The ship, which is used by the University of North Carolina's Institute of Marine Sciences, is after sharks as part of the longest-running shark study in the nation.
"You can't do it in two or three years. You need data that goes decades," said Joel Fodrie, an IMS assistant professor.
IMS has been catching, tagging and studying sharks since 1972. Nearly 9,000 sharks have been caught during that time, with Atlantic sharpnose the most common species. Researchers caught one great white shark, in 1974, as well as 41 tiger sharks through the years.
"Over the many years, we can see some sharks are becoming less abundant, and what the data suggests is that tends to be the larger sharks, like bull sharks and tiger sharks, while other sharks are becoming more abundant, like sharpnose sharks or black nose sharks, Fodrie said. "A few of those species that are defined by small individuals, they can and do sometimes bite people."

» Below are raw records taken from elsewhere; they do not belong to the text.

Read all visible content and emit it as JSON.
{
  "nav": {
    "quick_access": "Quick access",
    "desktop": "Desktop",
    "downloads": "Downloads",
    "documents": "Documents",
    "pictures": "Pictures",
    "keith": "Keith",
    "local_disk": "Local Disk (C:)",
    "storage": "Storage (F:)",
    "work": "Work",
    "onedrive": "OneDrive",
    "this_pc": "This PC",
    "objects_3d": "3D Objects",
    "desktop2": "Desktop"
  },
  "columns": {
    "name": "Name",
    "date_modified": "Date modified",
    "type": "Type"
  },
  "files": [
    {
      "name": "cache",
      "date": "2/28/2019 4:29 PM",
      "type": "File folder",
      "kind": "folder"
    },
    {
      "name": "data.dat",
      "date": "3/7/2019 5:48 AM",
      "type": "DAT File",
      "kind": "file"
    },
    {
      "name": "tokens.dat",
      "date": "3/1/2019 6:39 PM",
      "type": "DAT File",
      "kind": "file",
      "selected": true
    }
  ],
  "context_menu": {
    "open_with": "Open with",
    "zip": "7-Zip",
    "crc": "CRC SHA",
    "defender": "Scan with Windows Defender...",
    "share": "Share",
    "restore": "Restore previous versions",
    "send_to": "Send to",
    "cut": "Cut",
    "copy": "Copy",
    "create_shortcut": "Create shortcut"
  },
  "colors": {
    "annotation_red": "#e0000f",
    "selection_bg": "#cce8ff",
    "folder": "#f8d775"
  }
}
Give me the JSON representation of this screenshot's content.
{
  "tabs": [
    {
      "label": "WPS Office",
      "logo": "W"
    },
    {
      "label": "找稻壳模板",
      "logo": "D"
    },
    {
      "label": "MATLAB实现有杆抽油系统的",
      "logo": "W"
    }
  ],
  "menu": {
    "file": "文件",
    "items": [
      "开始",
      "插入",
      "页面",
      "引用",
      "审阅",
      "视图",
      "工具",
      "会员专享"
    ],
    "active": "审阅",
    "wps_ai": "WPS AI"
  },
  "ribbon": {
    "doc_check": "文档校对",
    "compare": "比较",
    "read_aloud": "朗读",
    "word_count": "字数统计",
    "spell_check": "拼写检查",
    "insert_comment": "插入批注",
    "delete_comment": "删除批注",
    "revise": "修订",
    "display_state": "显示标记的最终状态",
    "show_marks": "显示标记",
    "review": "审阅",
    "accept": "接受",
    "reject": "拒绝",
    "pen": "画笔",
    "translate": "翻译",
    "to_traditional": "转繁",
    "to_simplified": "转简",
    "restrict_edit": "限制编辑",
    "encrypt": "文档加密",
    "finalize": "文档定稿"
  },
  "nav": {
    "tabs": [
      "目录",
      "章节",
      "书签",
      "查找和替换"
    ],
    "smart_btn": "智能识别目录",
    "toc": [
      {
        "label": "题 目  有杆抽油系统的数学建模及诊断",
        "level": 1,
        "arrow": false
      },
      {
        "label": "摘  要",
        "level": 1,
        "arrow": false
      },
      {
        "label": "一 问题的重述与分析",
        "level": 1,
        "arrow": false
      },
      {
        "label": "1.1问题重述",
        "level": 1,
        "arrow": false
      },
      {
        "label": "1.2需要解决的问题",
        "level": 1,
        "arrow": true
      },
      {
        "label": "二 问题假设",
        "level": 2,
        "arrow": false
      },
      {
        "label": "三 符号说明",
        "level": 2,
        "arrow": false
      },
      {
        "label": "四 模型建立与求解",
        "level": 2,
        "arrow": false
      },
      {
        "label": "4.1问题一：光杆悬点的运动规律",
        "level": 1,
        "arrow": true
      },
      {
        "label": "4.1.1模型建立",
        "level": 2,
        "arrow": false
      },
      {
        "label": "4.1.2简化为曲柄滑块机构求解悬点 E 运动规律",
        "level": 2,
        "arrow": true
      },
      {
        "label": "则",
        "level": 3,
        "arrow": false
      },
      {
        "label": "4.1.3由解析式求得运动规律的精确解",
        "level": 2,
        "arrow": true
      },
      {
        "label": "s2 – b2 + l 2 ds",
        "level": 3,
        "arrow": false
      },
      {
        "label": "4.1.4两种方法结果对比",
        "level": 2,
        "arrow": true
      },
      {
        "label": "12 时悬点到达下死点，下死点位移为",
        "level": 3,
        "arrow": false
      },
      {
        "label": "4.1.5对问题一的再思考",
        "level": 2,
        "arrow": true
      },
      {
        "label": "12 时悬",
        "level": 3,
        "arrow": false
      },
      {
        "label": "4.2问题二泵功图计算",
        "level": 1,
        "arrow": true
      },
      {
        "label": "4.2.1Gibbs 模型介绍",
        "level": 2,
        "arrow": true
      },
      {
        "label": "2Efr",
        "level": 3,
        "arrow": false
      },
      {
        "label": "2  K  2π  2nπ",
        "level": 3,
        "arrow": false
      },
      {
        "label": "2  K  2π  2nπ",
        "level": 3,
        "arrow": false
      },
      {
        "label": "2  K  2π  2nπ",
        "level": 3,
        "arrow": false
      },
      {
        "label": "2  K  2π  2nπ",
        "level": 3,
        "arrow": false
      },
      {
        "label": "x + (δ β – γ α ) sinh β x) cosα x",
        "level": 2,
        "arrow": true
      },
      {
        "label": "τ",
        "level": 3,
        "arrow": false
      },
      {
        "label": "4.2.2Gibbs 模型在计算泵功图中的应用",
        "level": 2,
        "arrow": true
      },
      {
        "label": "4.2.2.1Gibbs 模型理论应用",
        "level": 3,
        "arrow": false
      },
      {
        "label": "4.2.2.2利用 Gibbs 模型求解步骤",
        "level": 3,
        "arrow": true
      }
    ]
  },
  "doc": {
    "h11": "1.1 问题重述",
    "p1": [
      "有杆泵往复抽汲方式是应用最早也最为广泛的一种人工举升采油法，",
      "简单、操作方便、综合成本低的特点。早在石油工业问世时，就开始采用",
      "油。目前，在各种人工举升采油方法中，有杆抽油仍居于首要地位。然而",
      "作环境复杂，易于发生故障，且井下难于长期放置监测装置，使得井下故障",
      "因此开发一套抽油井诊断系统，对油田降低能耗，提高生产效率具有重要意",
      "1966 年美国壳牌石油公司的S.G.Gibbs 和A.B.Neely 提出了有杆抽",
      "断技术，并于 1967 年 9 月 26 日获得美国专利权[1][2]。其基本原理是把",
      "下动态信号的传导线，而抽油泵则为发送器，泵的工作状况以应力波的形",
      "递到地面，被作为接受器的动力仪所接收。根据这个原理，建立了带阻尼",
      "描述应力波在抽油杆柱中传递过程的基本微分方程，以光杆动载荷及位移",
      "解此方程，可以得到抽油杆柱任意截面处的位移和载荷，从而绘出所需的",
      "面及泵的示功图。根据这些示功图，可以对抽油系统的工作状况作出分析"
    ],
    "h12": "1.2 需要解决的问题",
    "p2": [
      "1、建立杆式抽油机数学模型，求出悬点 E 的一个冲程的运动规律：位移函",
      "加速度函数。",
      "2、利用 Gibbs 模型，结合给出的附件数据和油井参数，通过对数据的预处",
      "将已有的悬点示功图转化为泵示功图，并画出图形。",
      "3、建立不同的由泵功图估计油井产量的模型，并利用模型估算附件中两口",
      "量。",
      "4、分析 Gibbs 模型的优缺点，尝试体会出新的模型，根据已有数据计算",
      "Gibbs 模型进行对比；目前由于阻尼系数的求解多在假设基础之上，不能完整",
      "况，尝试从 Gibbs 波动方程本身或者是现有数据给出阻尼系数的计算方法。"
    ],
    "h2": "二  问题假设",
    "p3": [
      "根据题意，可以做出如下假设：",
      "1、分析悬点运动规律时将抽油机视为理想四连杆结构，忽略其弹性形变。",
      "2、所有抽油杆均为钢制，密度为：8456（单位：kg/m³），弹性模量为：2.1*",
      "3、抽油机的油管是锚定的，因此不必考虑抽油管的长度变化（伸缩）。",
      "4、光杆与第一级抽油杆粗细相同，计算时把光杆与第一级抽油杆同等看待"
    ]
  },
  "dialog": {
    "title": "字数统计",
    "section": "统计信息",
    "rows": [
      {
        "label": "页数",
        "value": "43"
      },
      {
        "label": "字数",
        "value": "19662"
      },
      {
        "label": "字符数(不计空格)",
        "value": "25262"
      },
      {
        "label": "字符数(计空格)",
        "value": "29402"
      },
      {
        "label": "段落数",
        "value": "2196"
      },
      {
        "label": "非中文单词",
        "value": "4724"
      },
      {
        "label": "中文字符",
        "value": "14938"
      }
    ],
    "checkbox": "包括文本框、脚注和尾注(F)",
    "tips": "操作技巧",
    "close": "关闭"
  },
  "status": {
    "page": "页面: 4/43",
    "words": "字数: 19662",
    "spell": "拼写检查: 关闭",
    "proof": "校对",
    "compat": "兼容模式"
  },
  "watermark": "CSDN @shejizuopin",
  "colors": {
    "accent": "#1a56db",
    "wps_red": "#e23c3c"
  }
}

Officials say it was most likely one of those smaller sharks that bit 18-year-old Dillon Bowen on Saturday afternoon as he was swimming in waist-deep water off Atlantic Beach.
"As soon as I turned around, it grabbed me," Bowen told WITN-TV. "I went to go swing, and I hit it, and it let me go, and it was just a mess of blood."
Bowen, who received 26 stitches in his right wrist, was North Carolina's first shark-bite victim of 2016. Last year, at least eight shark bites were confirmed off the state's coast.
"Most of the sharks you've seen are too small to see humans as a prey item," said Martín Benavides, a doctoral student in shark ecology at IMS.
According to the researchers, a bite from a shark is usually more about curiosity than consumption.
"Most people, when they think of sharks, think of man-eaters. But in reality, humans are eating sharks and killing them in huge numbers in order to sustain the appetite for sharks," Benavides said.
Sharks are top-tier predators that help control the population of other species in the ocean, such as like rays. Rays eat scallops, and without sharks, scallops would become harder to find on many restaurant menus, the researchers say.
"We are working with a group of animals, a group that has been exploited and undervalued, and I would like that to change," Benavides said.
Even with more than four decades of data, however, researchers said they still cannot answer the question on the minds of many swimmers.
"I don't think that we – or anybody – can predict what the number of shark attacks will be or where those attacks will happen," Fodrie said.